HISTOIRE DE FRANCE

TOME QUATRIÈME — CHARLES VII. LOUIS XI ET LES PREMIÈRES ANNÉES DE CHARLES VIII (1422-1492).

LIVRE II. — LA SOCIETÉ ET LA MONARCHIE À LA FIN DE LA GUERRE DE CENT ANS.

 

 

LA guerre de Cent Ans a dépeuplé et ruiné la France, détruit pour de longs siècles des centres de population, effacé des routes, anéanti quantité de monuments, de maisons, d'objets de toute sorte, qui avaient fait la joie des yeux, l'ornement et la commodité de la vie au moyen âge[1]. Rarement peuple civilisé subit tant de maux. Rarement aussi peuple se releva si vite d'une chute si rude. Les Français, a écrit Chastellain, en labeur sont prompts et actifs, disposés à la paine... Ont corps agile, non charnu, non somnolent, non paresseux ne tardif, mais toujours en œuvre, soit des mains, soit du sens, soit de parole et de fait. L'activité déployée par la population, dès qu'il lui fut loisible de travailler, était faite pour inspirer au chroniqueur bourguignon ce panégyrique de l'énergie française ; elle répara bien des ruines. Mais la guerre eut aussi des effets durables et de très longue portée : un important déplacement de la richesse, au détriment des grands propriétaires du moyen âge, Clergé et Noblesse, et au profit des classes laborieuses ; une profonde démoralisation, qui se traduisit par la persistance d'une forte criminalité, par la perversion du sentiment chrétien, par la décadence de l'Église.

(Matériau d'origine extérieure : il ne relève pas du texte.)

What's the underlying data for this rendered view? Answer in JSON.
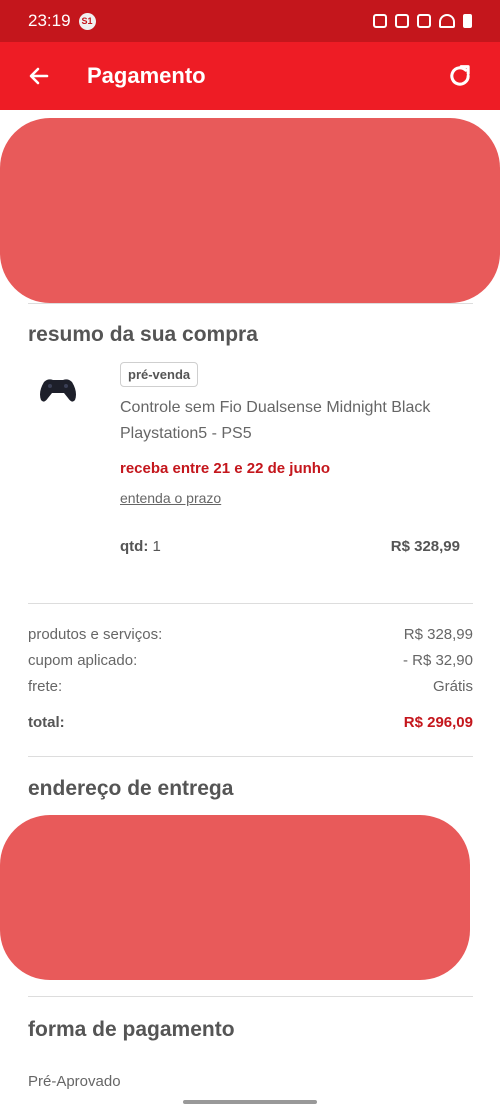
{
  "status_bar": {
    "time": "23:19",
    "badge": "S1"
  },
  "app_bar": {
    "title": "Pagamento"
  },
  "summary": {
    "title": "resumo da sua compra",
    "badge": "pré-venda",
    "product_name": "Controle sem Fio Dualsense Midnight Black Playstation5 - PS5",
    "delivery": "receba entre 21 e 22 de junho",
    "delivery_link": "entenda o prazo",
    "qty_label": "qtd:",
    "qty_value": "1",
    "item_price": "R$ 328,99"
  },
  "totals": {
    "products_label": "produtos e serviços:",
    "products_value": "R$ 328,99",
    "coupon_label": "cupom aplicado:",
    "coupon_value": "- R$ 32,90",
    "shipping_label": "frete:",
    "shipping_value": "Grátis",
    "total_label": "total:",
    "total_value": "R$ 296,09"
  },
  "address": {
    "title": "endereço de entrega"
  },
  "payment": {
    "title": "forma de pagamento",
    "method": "Pré-Aprovado"
  },
  "colors": {
    "brand_red": "#ee1c25",
    "status_red": "#c4161c",
    "scribble": "#e85a5a"
  }
}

Dans l'histoire politique, la guerre de Cent Ans a eu deux résultats successifs et contraires ; elle a rabaissé, puis grandi le pouvoir royal. Au milieu de désastres sans précédents, les Français avaient à plusieurs reprises été obligés de se défendre et de se gouverner eux-mêmes. L'esprit d'initiative locale, féodal ou municipal, s'était réveillé ; l'institution encore jeune des États Généraux et Provinciaux avait pris soudain une importance de premier ordre. Mais les Français n'essayèrent pas de se maintenir dans les positions ainsi acquises aux dépens de la royauté : au milieu du XVe siècle, ils ne demandaient plus qu'a vivre tranquilles, et ils perdirent, presque sans mot dire, les libertés qu'ils avaient achetées si cher au temps de leurs malheurs. Un essai de résistance aristocratique, la Praguerie, échoua piteusement. En vingt ans, avec une rapidité prodigieuse, la monarchie put reconstituer tous les organes de sa puissance, couvrir des mailles de son administration le royaume presque entier, créer des impôts permanents et une armée permanente, et le roi de Bourges redevint pour l'Europe le roi des rois. L'immense majorité de la nation s'était groupée autour de lui ; le loyalisme monarchique de Jeanne d'Arc nous représente ce qu'était alors le sentiment populaire : le patriotisme, c'était l'attachement au roi. Les tentatives faites par les assemblées d'États, par les seigneurs et par les villes pour organiser la résistance à l'invasion anglaise n'avaient pas été stériles ; mais la royauté seule semblait capable de tirer la France de l'anarchie et de la misère, et, en effet, elle l'en tira.

 

 

 



[1] Les archives d'Alais nous donnent un exemple précis de la décroissance de la fortune publique pendant la guerre de Cent Ans : les fonds imposables, dans cette ville, valaient 40.000 livres au début de la guerre : 26.369 livres en 1405, et 19.000 livres vers le milieu du règne de Charles VII (A. Bardon, Histoire de la ville d'Alais de 1341 à 1461, 1896, p. 313.)